I'm always looking for something positive to report on Southwestern Ontario's historical scene. Often months go by. But this summer's day trips have provided me with lots of visual reminders of our local history in the form of colourful murals. Not only am I enjoying them, I'm starting to go out of my way to see them.
I figure these murals are great in lots of ways: they provide work for artists; they celebrate our region's unique heritage and character; they help revitalize struggling small towns by providing energy and interest; heck, they may even bring in a few tourist dollars.
Most of them are painted in the artist's studio on panels and then assembled on site. This means that a mural can be taken down, repaired, if necessary, and remounted later, even in a different location. Occasionally, though, there's one painted directly on a building wall.

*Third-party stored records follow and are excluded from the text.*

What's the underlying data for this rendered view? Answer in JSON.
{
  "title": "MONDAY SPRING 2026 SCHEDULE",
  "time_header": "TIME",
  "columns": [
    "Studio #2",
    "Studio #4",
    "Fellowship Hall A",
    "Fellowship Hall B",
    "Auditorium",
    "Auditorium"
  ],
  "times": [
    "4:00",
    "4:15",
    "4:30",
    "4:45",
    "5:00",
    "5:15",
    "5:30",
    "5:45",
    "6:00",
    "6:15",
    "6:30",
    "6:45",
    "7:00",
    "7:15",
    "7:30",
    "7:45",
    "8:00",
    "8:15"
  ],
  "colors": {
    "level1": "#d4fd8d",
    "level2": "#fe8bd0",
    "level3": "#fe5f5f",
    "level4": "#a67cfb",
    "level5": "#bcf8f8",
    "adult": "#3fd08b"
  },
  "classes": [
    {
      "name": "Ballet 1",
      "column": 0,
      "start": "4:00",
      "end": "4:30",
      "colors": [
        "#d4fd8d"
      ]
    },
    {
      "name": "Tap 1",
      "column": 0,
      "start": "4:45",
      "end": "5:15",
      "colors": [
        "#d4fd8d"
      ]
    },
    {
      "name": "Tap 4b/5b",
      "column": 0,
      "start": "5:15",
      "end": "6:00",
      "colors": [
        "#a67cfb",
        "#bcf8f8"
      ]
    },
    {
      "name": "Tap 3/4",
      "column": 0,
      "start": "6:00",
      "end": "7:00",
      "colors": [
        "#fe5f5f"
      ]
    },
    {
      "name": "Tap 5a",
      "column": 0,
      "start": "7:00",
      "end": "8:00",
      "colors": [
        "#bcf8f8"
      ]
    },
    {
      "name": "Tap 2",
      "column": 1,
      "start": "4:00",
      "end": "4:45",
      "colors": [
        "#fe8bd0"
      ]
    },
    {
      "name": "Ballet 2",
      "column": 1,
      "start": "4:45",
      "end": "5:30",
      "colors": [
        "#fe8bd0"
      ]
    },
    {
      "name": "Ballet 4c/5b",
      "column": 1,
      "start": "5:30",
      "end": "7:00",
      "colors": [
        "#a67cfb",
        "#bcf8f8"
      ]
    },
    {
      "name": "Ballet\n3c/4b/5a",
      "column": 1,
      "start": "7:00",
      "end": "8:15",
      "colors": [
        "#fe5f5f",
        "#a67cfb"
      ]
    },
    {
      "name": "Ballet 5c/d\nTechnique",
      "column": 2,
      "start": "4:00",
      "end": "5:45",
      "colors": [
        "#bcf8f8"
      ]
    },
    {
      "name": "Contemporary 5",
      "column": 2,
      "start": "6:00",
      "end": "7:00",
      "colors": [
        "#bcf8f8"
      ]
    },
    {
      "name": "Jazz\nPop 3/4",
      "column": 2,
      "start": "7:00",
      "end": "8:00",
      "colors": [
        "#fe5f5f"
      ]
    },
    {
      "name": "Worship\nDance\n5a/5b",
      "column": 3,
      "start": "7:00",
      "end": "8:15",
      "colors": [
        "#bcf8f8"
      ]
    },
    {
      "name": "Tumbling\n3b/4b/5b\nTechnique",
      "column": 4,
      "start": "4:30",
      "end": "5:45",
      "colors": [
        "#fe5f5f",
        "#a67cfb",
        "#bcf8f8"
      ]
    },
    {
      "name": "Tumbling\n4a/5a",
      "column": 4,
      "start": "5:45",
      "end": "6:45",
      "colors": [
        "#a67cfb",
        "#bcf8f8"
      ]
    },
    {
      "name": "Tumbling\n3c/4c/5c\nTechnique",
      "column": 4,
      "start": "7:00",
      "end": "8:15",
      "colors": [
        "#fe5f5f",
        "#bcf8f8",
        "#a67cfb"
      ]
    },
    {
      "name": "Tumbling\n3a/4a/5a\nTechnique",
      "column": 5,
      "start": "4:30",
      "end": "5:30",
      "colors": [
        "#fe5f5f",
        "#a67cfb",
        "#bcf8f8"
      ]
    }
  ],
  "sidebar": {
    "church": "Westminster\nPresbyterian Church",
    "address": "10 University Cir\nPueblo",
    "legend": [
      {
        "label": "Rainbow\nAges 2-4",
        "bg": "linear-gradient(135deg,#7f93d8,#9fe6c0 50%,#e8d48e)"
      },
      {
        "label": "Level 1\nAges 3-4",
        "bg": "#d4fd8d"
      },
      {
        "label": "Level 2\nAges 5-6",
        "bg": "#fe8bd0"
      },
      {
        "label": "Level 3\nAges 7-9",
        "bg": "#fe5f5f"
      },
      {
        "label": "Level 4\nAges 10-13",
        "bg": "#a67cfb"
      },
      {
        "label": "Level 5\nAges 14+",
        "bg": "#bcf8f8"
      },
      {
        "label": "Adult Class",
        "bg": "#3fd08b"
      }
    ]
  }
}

Of course not all murals feature local history. But this is a history blog so this is what you get:
|On the side of a building in downtown Exeter, facing a parkette, this mural by Allen C. Hilgendorf features the town's Grand Trunk Railway station.|
|This mural at 172 Main Street, Ailsa Craig, shows five buildings from the town's past as well as portraits of the village founders.|
|What better way to brighten a boring bank? Mural in Lucan by A. R. Gillett, 2019.|
|This memory of the 1925 Clinton Old Boys' Reunion, complete with photo corners, greatly improves an ugly building next to a town parking lot.|
|Once again, a bank sponsors mural art, this time featuring historic headlines in Seaforth. Note the historic post office building in the background where the clock tower even showed the right time.|
|A newish mural of the Old Courthouse on the side of DeMelo Law, 239 Colborne Street, London. |
What a nice touch.
Got a blank wall? Hire an artist! I'll be adding more as I prowl throughout the summer.